Moreover, the Ibejis are known for their protective nature and are especially venerated by families seeking harmony, protection, and blessings for their children. Just as we perceive in the reflection stemming from each orixá, their essence is complex, symbolizing the balance between opposing and complementary forces.

They are twins and, as such, they personify both the individuality of each being and the unity that exists within pairs. In the wisdom of ancestral peoples, the birth of twins is seen as a sign of good fortune, a theme present in various mythologies. Examples include Romulus and Remus, the founders of Rome, and the Mayan deities Hunahpú and Ixbalanqué, who face the lords of the underworld and restore order and life.

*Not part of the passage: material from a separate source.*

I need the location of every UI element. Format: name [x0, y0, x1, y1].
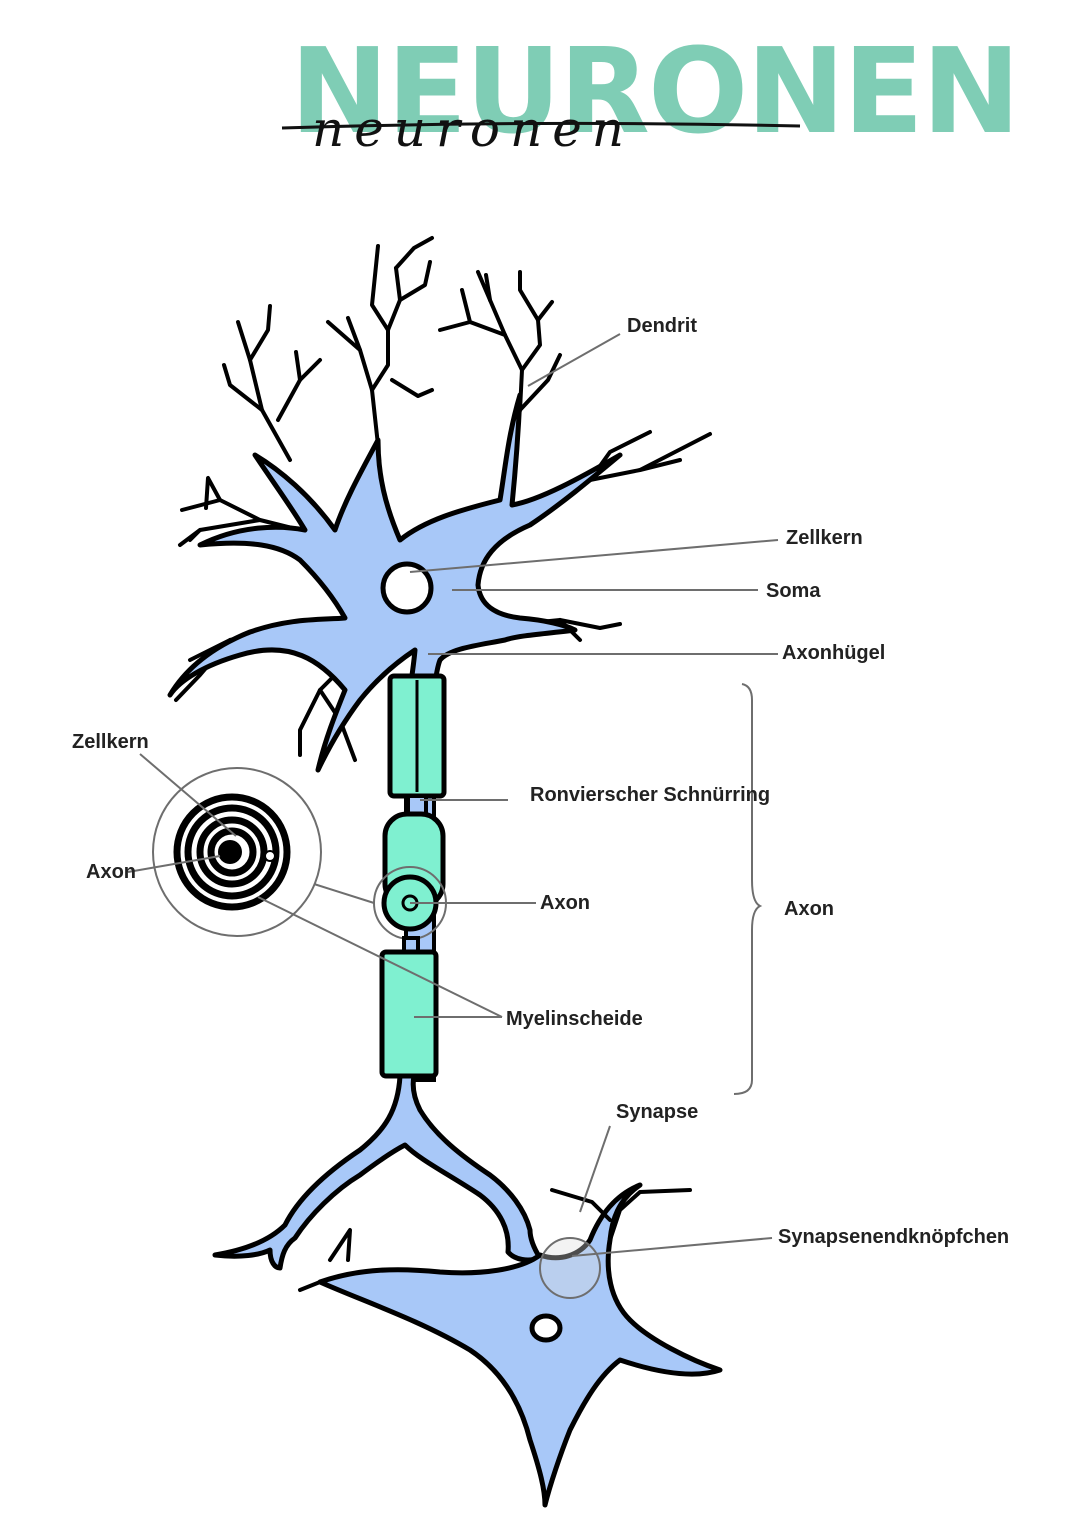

In an itã (traditional tale) recorded in The Mythology of the Orixás by Reginaldo Prandi, it is told that the Ibejis approached life as one big game and decided to play a trick on Iku, death itself. Iku is known for never missing a date or address, but in ancient times, her voracity was beyond normal, and the twin orixás chose to intervene.

The two devised a plan. One would walk a perilous path filled with traps set by Iku, while the other would hide in the woods. The first would play a drum while the second stayed hidden, and after a while, they would switch roles, continuing to drum for long hours.

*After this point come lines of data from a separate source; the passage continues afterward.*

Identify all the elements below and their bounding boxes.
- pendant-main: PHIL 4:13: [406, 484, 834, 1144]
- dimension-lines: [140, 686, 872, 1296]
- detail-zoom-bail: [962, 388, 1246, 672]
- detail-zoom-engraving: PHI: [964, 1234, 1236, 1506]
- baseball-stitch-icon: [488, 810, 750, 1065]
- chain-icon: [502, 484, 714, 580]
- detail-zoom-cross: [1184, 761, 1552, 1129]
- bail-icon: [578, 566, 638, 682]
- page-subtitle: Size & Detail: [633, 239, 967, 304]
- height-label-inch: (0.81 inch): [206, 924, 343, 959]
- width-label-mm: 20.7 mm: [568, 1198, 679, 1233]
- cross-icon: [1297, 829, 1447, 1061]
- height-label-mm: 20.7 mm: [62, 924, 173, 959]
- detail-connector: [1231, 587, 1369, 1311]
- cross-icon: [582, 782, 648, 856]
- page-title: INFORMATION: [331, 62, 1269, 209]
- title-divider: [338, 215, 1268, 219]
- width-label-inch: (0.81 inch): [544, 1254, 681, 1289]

When the first twin began drumming on Iku’s path, death started dancing, enchanted by the lively rhythm. The plan highlighted the Ibejis’ cleverness, as Iku, unable to detect the twins’ swap, danced herself into exhaustion, begging them to stop those bewitching beats. She insisted so much that the twins proposed a pact: they would stop the music, but Iku would have to cease the traps that led humans to die before the time.

Death honored the pact, and the Ibejis, satisfied, returned to playing, which is what they truly love to do. It takes great talent and ancestral power to make death dance. As she danced, enraptured, death balanced her duties, bringing peace to the world, and stability became enduring when the pact with the children took effect.

Since then, death has kept dancing to the rhythm of the enchanted beats. The issue wasn’t the Ibejis’ music—on the contrary—but the fact that she was caught by the rhythm until she grew exhausted. But just as true as the statement that death must work—as brilliantly reflected by José Saramago in Death with Interruptions—is the association between dance and freedom, between joy and children.

Since then, artists from around the world have provided the stage for death to dance. One of them departed this week—Quincy Jones, iconic in the world of music and entertainment, with a career spanning over six decades and contributions that were fundamental to contemporary music. Renowned for his work as a producer, composer, arranger, and musician, he was one of the most successful multi-talented artists of all time.

Jones also transformed art into joy, lightness, and resistance. While having fun was indeed what he enjoyed, he, as he’s recounted in numerous interviews, didn’t live a life of mere amusement; quite the contrary. Over the course of his life, among the many adversities he faced, one that profoundly marked him was living with his mother’s mental health issues, a key factor that led him to develop philanthropic work for the Black community throughout his career.

One such effort was fostering careers that became eternal in the history of American and global music. Artists like Ray Charles, Aretha Franklin, Donna Summer, as well as Brazil’s greats Milton Nascimento and Djavan, were supported or produced by Jones. Giants who were able to set death to dance and, in doing so, helped to appease her voracity and inspired dreams across the world.

By being who he was, Jones entered the hall of those who made their own pact with death and, in his own way, became immortal. In every chord he left behind, in every seed planted that grew into immense forests, there he stands, grand, producing, playing, singing, while death dances joyfully.